Staurikosaurus

Staurikosaurus is a species of dinosaurs.

Discovery

There exists only a solitary specimen of Staurikosaurus ("Lizard of the Southern Cross"), improved from the Santa Maria formation in Rio Grande de Sul, southern Brazil. The name refers to the star constellation "The Southern Cross", only able to be seen in the southern hemisphere - when Staurikosaurus was found in 1970, it was unusual to find dinosaurs in the southern hemisphere. It was first described by Edwin H. Colbert, operational at the American Museum of Natural History.

Staurikosaurus Dinosaur

Description

Staurikosaurus was a little theropod from the Middle Triassic, 231 to 225 million years ago - specifically the Carnian age. It is one of the first dinosaurs that are known. At just two meters in length, 80 cm tall and weighing just thirty kilograms, Staurikosaurus was tiny in contrast to later theropods like Megalosaurus. Although its teeth and posture suggest it was a carnivore, some paleontologists favor to classify Staurikosaurus as a sauropod like the later Diplodocus due to its prosauropod-like skeleton. It seems to stand for a transition period as one of these sub-orders evolved from the other. However, one more fossil (as yet unnamed) was found in 1984 in Arizona's Painted Desert that was such a characteristic prosauropod that it seems that the group evolved before Staurikosaurus. Newer research seems to corroborate that Staurikosaurus and the related Eoraptor and Herrerasaurus are definite theropods and evolved after the sauropod line had tear from theropoda.

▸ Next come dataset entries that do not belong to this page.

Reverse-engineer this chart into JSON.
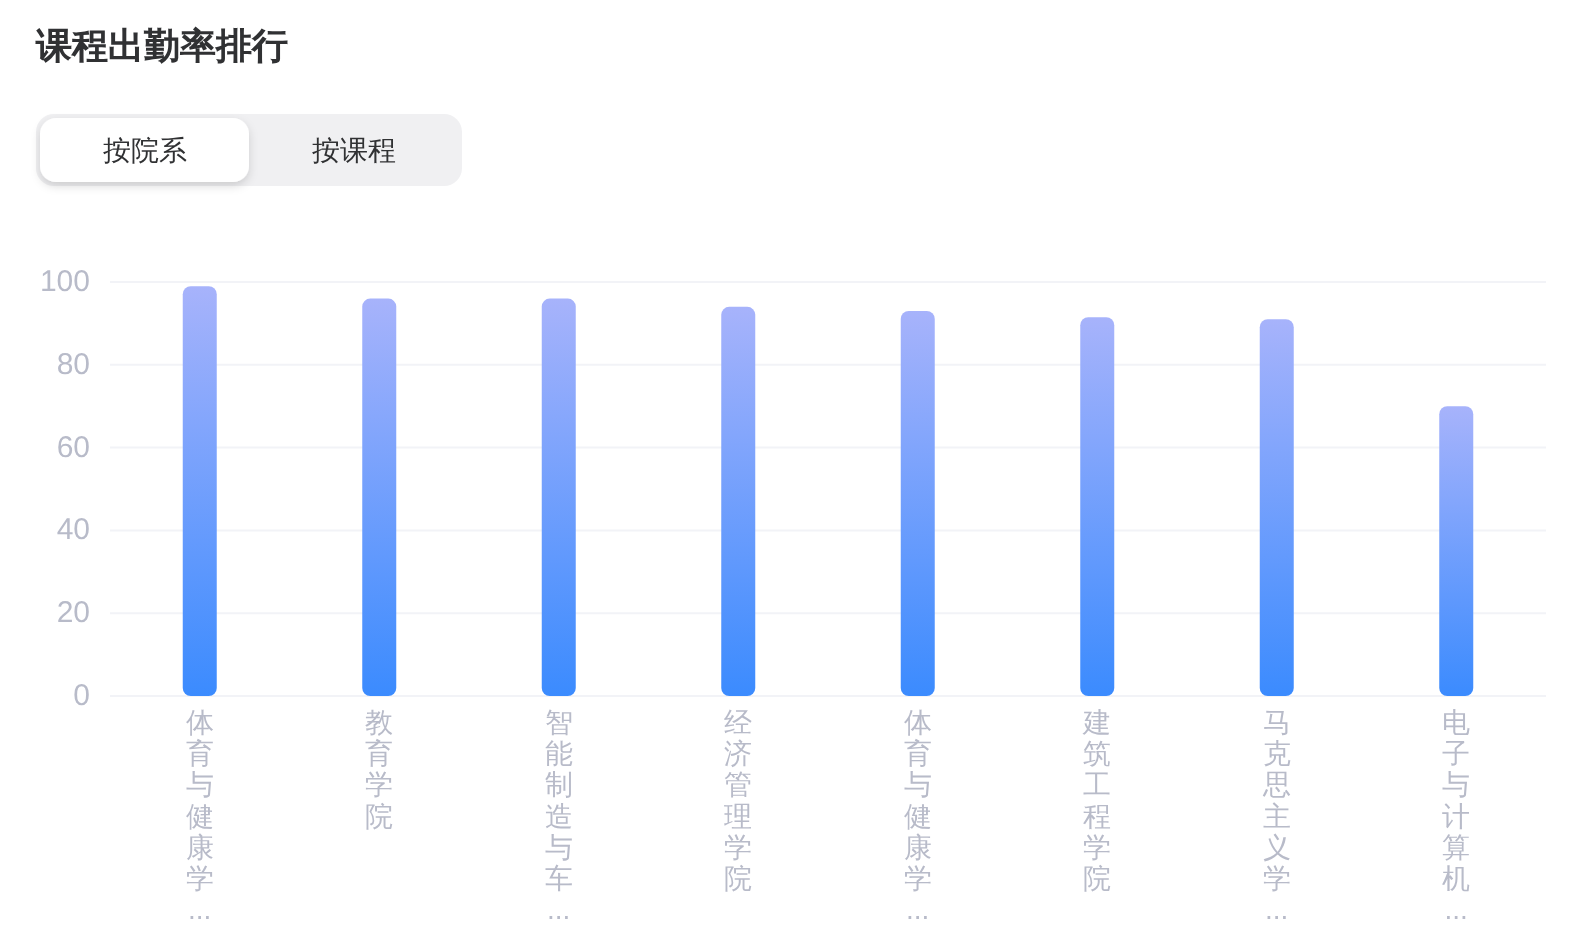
{
  "chart_data": {
    "type": "bar",
    "title": "课程出勤率排行",
    "annotations": [
      "按院系",
      "按课程"
    ],
    "categories": [
      "体育与健康学...",
      "教育学院",
      "智能制造与车...",
      "经济管理学院",
      "体育与健康学...",
      "建筑工程学院",
      "马克思主义学...",
      "电子与计算机..."
    ],
    "series": [
      {
        "color": "#709ffc",
        "values": [
          99,
          96,
          96,
          94,
          93,
          91.5,
          91,
          70
        ]
      }
    ],
    "ylim": [
      0,
      100
    ],
    "yticks": [
      0,
      20,
      40,
      60,
      80,
      100
    ],
    "grid": "y"
  }
}
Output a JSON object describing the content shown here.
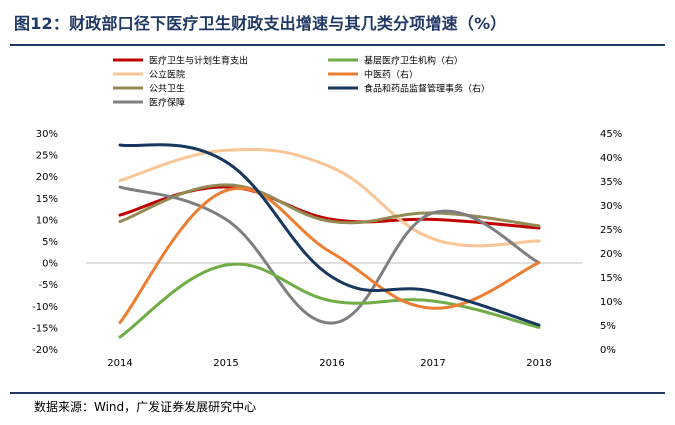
{
  "header": {
    "title": "图12：财政部口径下医疗卫生财政支出增速与其几类分项增速（%）"
  },
  "footer": {
    "source": "数据来源：Wind，广发证券发展研究中心"
  },
  "chart_data": {
    "type": "line",
    "title": "图12：财政部口径下医疗卫生财政支出增速与其几类分项增速（%）",
    "x": [
      "2014",
      "2015",
      "2016",
      "2017",
      "2018"
    ],
    "y_left": {
      "ticks": [
        "30%",
        "25%",
        "20%",
        "15%",
        "10%",
        "5%",
        "0%",
        "-5%",
        "-10%",
        "-15%",
        "-20%"
      ],
      "range": [
        -20,
        30
      ]
    },
    "y_right": {
      "ticks": [
        "45%",
        "40%",
        "35%",
        "30%",
        "25%",
        "20%",
        "15%",
        "10%",
        "5%",
        "0%"
      ],
      "range": [
        0,
        45
      ]
    },
    "series": [
      {
        "name": "医疗卫生与计划生育支出",
        "axis": "left",
        "color": "#c00000",
        "values": [
          11,
          17.5,
          10,
          10,
          8
        ]
      },
      {
        "name": "公立医院",
        "axis": "left",
        "color": "#f8c597",
        "values": [
          19,
          26,
          22,
          5.5,
          5
        ]
      },
      {
        "name": "公共卫生",
        "axis": "left",
        "color": "#948a54",
        "values": [
          9.5,
          18,
          9.5,
          11.5,
          8.5
        ]
      },
      {
        "name": "医疗保障",
        "axis": "left",
        "color": "#7f7f7f",
        "values": [
          17.5,
          10,
          -14,
          11.5,
          0
        ]
      },
      {
        "name": "基层医疗卫生机构（右）",
        "axis": "right",
        "color": "#70ad47",
        "values": [
          2.5,
          17.5,
          10,
          10,
          4.5
        ]
      },
      {
        "name": "中医药（右）",
        "axis": "right",
        "color": "#ed7d31",
        "values": [
          5.5,
          33,
          20,
          8.5,
          18
        ]
      },
      {
        "name": "食品和药品监督管理事务（右）",
        "axis": "right",
        "color": "#17375e",
        "values": [
          42.5,
          39,
          15,
          12,
          5
        ]
      }
    ],
    "legend_position": "top"
  }
}
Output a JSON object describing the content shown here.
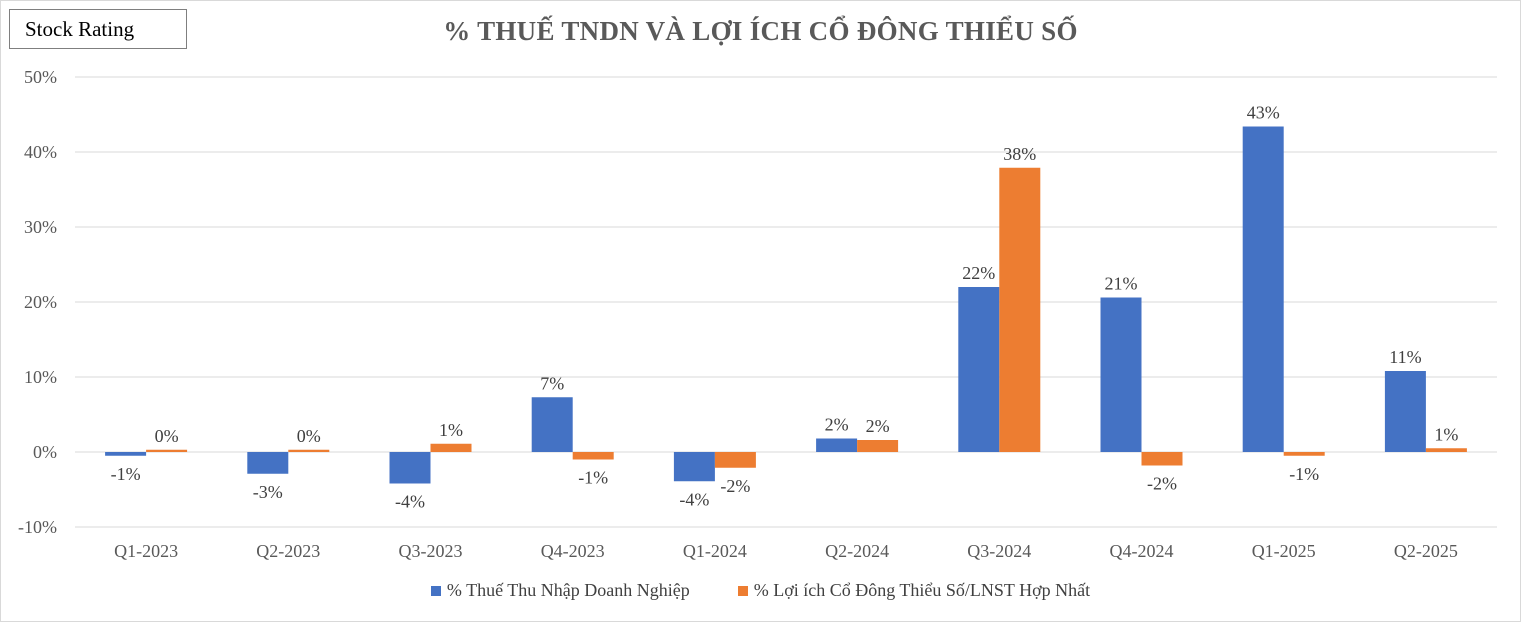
{
  "stock_rating_label": "Stock Rating",
  "chart_data": {
    "type": "bar",
    "title": "% THUẾ TNDN VÀ LỢI ÍCH CỔ ĐÔNG THIỂU SỐ",
    "xlabel": "",
    "ylabel": "",
    "categories": [
      "Q1-2023",
      "Q2-2023",
      "Q3-2023",
      "Q4-2023",
      "Q1-2024",
      "Q2-2024",
      "Q3-2024",
      "Q4-2024",
      "Q1-2025",
      "Q2-2025"
    ],
    "series": [
      {
        "name": "% Thuế Thu Nhập Doanh Nghiệp",
        "color": "#4472c4",
        "values": [
          -0.5,
          -2.9,
          -4.2,
          7.3,
          -3.9,
          1.8,
          22.0,
          20.6,
          43.4,
          10.8
        ],
        "labels": [
          "-1%",
          "-3%",
          "-4%",
          "7%",
          "-4%",
          "2%",
          "22%",
          "21%",
          "43%",
          "11%"
        ]
      },
      {
        "name": "% Lợi ích Cổ Đông Thiểu Số/LNST Hợp Nhất",
        "color": "#ed7d31",
        "values": [
          0.3,
          0.3,
          1.1,
          -1.0,
          -2.1,
          1.6,
          37.9,
          -1.8,
          -0.5,
          0.5
        ],
        "labels": [
          "0%",
          "0%",
          "1%",
          "-1%",
          "-2%",
          "2%",
          "38%",
          "-2%",
          "-1%",
          "1%"
        ]
      }
    ],
    "ylim": [
      -10,
      50
    ],
    "yticks": [
      -10,
      0,
      10,
      20,
      30,
      40,
      50
    ],
    "ytick_labels": [
      "-10%",
      "0%",
      "10%",
      "20%",
      "30%",
      "40%",
      "50%"
    ],
    "grid": true,
    "legend_position": "bottom"
  }
}
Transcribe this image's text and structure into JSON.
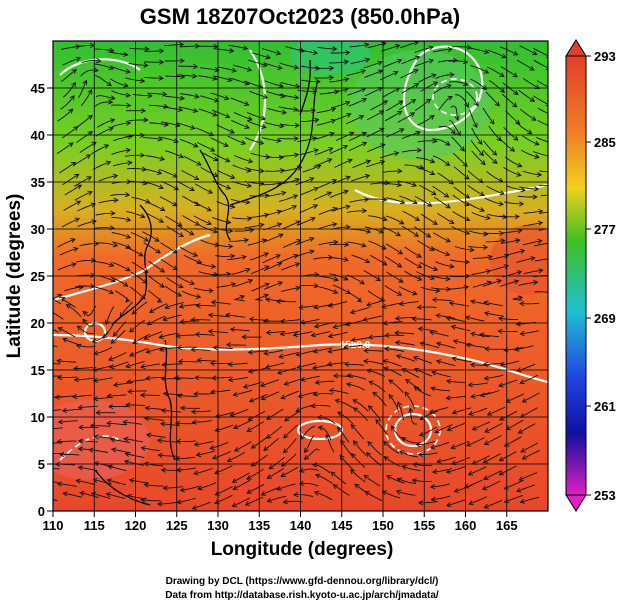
{
  "title": "GSM 18Z07Oct2023 (850.0hPa)",
  "x_axis": {
    "label": "Longitude (degrees)",
    "ticks": [
      "110",
      "115",
      "120",
      "125",
      "130",
      "135",
      "140",
      "145",
      "150",
      "155",
      "160",
      "165"
    ]
  },
  "y_axis": {
    "label": "Latitude  (degrees)",
    "ticks": [
      "0",
      "5",
      "10",
      "15",
      "20",
      "25",
      "30",
      "35",
      "40",
      "45"
    ]
  },
  "colorbar": {
    "labels": [
      "293",
      "285",
      "277",
      "269",
      "261",
      "253"
    ],
    "colors": {
      "top": "#e0402a",
      "orange": "#f08028",
      "yellow": "#f0d020",
      "green": "#40c020",
      "cyan": "#20c0d0",
      "blue": "#2040e0",
      "navy": "#1010a0",
      "magenta": "#e020c0"
    }
  },
  "contour_label": "1520.0",
  "credits": {
    "line1": "Drawing by DCL (https://www.gfd-dennou.org/library/dcl/)",
    "line2": "Data from http://database.rish.kyoto-u.ac.jp/arch/jmadata/"
  }
}
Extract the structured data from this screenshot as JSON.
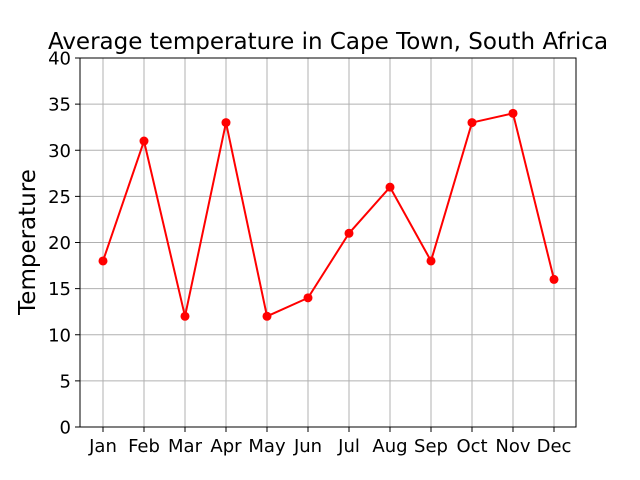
{
  "chart_data": {
    "type": "line",
    "title": "Average temperature in Cape Town, South Africa",
    "xlabel": "",
    "ylabel": "Temperature",
    "categories": [
      "Jan",
      "Feb",
      "Mar",
      "Apr",
      "May",
      "Jun",
      "Jul",
      "Aug",
      "Sep",
      "Oct",
      "Nov",
      "Dec"
    ],
    "series": [
      {
        "values": [
          18,
          31,
          12,
          33,
          12,
          14,
          21,
          26,
          18,
          33,
          34,
          16
        ],
        "color": "#ff0000",
        "marker": "circle"
      }
    ],
    "ylim": [
      0,
      40
    ],
    "yticks": [
      0,
      5,
      10,
      15,
      20,
      25,
      30,
      35,
      40
    ],
    "grid": true,
    "legend": "none"
  }
}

There exists much unfinished fossil record of Staurikosaurus, consisting most of the spine, the legs and the large lower jaw. However, dating from such an near the beginning period in the dinosaurs' history and being otherwise so primitive, most of Staurikosaurus' other features as being prehistoric also can be reconstructed. For example, Staurikosaurus is usually depicted with five toes and five fingers - very simple features of an unspecialized dinosaur. However, since the skeletal arrangement of the legs is known, it can be seen that Staurikosaurus was a quick runner for its size. It also had just two vertebrae amalgamation the pelvis to the spine, a distinctly primitive arrangement. The tail would have been long and thin to balance the border - later sauropods had larger, shorter tails family member to their weight.

The recovered mandible suggests that descending joint of the jaw allowed it to move backwards and forwards, as well as up and down. Thus smaller prey could be worked backwards towards Staurikosaurus' throat, the length of its small and backwards-curving teeth. This feature is ordinary in theropods of the time, but disappears in later theropods that most probably had no need for efficiency in eating smaller prey.